Ridgefield High School’s theatre program walked away with three wins at last week’s Halo Awards ceremony held in Waterbury’s Seven Angels Theater.

RHS took home the Best Orchestra prize for Pippin, with the show’s conductor — director of the school’s concert and jazz band Michael McNamara — accepting the award.

As for the students, Best Performance by a Leading Actor in a Classical Musical for Tyler Carey’s performance as Pippin in Pippin, and the Best Standout Performance in an Ensemble Play for Sarah Thorn as Daria Chase in The Game’s Afoot or Holmes for the Holidays.

In total, Ridgefield received 20 nominations for its year-long programming.

“I think being nominated was such an exciting part of the entire process. I think that is where I got the gratification for the show, for what I did and all the hard work. Winning was just the cherry on top, and a great way to end my senior year,” Carey told The Press last week. “Other nominated RHS students had similar thoughts, saying that the prize sat in the recognition of a successful show.”

High school senior Aidan Meachem, who was nominated for Best Performance by a Supporting Actor in a Musical, said that awards are not the goal of performing, but they do function as a way to show that the effort students put into a show does not go unnoticed.

Fellow senior Sarah Ford, who was nominated for Best Performance by a Leading Actress in a Classical Musical, agreed.

“The real gift was performing with my best friends in a dream role,” she said. “Getting nominated feels like validation that the show really was as spectacular as it felt.”

Red carpet treatment

The night isn’t only about the awards, but the entire experience, according to Thorn.

“It’s a gorgeous theater, it’s very ornate, and they have a red carpet set out too. They treat it like it’s a really big deal,” she said. “No one boos, everyone cheers for all the other schools when they win, it is a very nice crowd.”

The night features performances from the nominated shows, thunderous applause, and the gathering of a close community.

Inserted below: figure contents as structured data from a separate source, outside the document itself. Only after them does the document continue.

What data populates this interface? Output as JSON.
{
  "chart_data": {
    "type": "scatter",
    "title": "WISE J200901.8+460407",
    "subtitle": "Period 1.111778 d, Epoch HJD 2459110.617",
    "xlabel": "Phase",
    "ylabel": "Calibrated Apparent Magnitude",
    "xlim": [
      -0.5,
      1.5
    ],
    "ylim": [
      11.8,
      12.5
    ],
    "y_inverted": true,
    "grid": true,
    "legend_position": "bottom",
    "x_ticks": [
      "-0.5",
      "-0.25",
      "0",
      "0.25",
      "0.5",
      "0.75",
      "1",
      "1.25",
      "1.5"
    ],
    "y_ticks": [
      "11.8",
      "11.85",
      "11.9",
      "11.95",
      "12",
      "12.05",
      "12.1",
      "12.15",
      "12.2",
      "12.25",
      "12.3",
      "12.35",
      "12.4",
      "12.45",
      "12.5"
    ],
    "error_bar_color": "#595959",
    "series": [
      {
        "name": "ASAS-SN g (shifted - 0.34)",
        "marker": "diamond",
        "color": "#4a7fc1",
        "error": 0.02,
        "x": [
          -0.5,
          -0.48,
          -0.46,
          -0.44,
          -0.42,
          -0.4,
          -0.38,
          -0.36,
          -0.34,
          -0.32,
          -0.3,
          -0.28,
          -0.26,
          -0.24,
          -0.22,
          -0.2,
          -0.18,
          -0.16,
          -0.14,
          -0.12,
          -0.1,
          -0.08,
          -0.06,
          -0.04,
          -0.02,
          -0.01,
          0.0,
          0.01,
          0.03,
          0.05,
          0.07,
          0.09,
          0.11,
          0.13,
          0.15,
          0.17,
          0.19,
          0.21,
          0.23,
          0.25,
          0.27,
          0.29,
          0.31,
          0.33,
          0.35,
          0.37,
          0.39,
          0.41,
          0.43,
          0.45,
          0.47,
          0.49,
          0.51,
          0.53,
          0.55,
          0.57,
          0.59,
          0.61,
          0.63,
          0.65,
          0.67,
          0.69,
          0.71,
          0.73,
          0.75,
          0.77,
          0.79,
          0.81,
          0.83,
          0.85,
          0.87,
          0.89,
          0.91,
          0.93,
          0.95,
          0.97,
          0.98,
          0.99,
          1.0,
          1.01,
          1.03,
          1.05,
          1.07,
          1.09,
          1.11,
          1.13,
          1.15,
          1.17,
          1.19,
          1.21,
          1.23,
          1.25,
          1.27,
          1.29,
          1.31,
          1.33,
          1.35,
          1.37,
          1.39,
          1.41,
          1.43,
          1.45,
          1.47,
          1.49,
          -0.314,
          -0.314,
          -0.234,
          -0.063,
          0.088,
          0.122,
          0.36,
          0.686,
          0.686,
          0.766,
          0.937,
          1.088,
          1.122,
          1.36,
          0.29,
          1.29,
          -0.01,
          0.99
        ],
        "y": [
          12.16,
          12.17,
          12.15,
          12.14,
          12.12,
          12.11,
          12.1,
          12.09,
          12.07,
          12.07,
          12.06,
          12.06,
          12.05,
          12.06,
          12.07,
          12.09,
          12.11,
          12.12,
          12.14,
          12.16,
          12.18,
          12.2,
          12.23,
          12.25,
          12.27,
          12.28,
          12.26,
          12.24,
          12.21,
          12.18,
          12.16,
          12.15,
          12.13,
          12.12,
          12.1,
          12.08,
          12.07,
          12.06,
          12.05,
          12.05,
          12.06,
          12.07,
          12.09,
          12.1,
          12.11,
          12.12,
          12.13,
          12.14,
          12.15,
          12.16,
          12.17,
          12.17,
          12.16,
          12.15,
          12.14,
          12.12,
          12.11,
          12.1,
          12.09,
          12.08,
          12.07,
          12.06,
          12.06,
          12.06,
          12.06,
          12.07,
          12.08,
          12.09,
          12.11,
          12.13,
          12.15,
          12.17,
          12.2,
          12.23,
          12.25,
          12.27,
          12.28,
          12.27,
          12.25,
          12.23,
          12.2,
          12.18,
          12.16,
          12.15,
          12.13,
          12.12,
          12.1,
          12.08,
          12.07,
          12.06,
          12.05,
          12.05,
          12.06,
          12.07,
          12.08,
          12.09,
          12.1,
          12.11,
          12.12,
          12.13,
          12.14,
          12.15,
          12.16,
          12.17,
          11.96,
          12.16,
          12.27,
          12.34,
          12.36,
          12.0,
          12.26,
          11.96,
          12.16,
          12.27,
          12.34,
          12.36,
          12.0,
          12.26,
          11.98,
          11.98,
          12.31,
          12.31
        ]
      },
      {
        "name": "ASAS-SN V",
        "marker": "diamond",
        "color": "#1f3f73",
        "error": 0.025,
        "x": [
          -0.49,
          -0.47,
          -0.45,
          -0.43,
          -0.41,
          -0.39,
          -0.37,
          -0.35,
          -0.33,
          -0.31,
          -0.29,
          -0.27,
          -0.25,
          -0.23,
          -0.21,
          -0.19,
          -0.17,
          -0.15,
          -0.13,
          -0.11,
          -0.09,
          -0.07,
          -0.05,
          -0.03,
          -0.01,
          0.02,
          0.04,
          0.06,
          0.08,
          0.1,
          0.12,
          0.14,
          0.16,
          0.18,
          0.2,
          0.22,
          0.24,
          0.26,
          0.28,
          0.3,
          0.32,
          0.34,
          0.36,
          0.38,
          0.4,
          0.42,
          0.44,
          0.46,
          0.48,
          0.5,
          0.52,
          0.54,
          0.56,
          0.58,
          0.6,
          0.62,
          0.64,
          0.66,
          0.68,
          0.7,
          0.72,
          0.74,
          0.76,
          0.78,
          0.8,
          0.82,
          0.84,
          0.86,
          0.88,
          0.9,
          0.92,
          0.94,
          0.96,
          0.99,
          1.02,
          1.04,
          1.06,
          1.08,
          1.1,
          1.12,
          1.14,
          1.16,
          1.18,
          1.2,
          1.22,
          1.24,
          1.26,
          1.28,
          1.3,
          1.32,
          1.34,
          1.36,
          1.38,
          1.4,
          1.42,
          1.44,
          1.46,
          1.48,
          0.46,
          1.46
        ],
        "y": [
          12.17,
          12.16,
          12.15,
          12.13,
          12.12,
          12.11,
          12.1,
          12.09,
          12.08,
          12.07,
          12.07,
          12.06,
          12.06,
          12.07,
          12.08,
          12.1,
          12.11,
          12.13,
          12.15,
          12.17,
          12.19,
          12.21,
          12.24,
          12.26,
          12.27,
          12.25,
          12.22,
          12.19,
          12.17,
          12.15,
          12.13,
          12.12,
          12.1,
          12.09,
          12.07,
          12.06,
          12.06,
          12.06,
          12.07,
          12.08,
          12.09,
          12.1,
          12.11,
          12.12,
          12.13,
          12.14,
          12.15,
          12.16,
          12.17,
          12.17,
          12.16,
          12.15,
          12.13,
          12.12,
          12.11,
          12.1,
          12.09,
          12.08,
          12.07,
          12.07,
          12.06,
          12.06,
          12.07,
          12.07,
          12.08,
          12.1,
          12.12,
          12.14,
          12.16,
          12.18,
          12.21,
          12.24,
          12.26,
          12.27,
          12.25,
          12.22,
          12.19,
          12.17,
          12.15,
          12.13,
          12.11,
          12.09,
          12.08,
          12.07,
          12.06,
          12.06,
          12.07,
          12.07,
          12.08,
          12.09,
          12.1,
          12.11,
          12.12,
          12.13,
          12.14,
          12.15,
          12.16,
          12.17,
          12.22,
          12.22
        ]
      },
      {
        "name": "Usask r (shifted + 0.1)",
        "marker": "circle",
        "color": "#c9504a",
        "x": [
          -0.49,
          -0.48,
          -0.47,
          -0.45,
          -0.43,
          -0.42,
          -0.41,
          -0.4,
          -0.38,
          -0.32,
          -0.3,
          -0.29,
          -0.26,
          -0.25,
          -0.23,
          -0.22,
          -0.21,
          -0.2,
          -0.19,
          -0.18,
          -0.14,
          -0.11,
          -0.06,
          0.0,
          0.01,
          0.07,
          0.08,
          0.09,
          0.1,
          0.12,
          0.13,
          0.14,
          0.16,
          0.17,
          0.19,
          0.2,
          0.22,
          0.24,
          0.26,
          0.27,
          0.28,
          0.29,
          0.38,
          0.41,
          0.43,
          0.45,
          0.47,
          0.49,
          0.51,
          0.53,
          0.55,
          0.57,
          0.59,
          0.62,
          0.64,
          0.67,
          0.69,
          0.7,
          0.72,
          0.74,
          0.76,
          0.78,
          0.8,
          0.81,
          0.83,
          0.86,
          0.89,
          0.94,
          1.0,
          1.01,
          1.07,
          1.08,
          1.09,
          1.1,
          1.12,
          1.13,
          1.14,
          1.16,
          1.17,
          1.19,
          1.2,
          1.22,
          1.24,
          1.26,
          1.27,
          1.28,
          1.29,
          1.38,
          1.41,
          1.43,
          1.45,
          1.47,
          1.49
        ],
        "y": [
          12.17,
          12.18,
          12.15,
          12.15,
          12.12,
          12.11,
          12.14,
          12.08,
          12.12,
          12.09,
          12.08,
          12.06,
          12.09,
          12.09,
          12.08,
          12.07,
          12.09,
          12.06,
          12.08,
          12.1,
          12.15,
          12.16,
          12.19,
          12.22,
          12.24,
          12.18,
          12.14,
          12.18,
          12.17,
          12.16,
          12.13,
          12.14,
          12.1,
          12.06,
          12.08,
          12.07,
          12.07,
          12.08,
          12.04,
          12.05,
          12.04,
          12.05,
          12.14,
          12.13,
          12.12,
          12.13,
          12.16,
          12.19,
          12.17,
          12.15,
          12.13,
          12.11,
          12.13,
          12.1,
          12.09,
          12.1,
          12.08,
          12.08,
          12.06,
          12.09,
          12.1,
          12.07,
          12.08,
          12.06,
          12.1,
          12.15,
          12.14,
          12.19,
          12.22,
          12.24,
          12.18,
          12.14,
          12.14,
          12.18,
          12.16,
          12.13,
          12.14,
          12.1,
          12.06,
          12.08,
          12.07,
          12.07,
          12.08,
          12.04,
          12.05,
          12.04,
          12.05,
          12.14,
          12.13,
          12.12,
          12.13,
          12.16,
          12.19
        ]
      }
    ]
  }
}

“There are so many people that you meet in the theater community in Connecticut, so many teachers. It’s amazing the connections that the Halos bring. There is a massive comradery to it,” said Carey. “It’s nice to look and see that all of these people are here to support this thing that we are trying to keep together, which is arts in high school and education. In CT it is super connected, and that really shows at the Halos.”

Stage future

For many of the seniors in the RHS theater community, the Halos wrapped up a year of successful — yet stressful — moves toward a future in the theater business.

“I think at RHS specifically, my grade, there are 10 or so of us, all seniors, that are graduating, that are going into the business, and that is pretty unique for a grade,” Thorn said. “It’s a huge department, and we’ve really become a family over this year, going to auditions together, travelling around learning how to transition from high school into the real world.”

Carey agreed.

“It was really awesome to have such a tight knit group of people through this crazy and hectic audition process,” he told The Press. “It isn’t easy, but it’s so much more bearable when you have 12 friends who are doing the exact same thing as you. That’s kind of when Pippin came together, when everyone was hearing back from colleges. Doing the show during that time was a great way to take our heads out of it and focus our energy on this show that we were doing and that we loved.”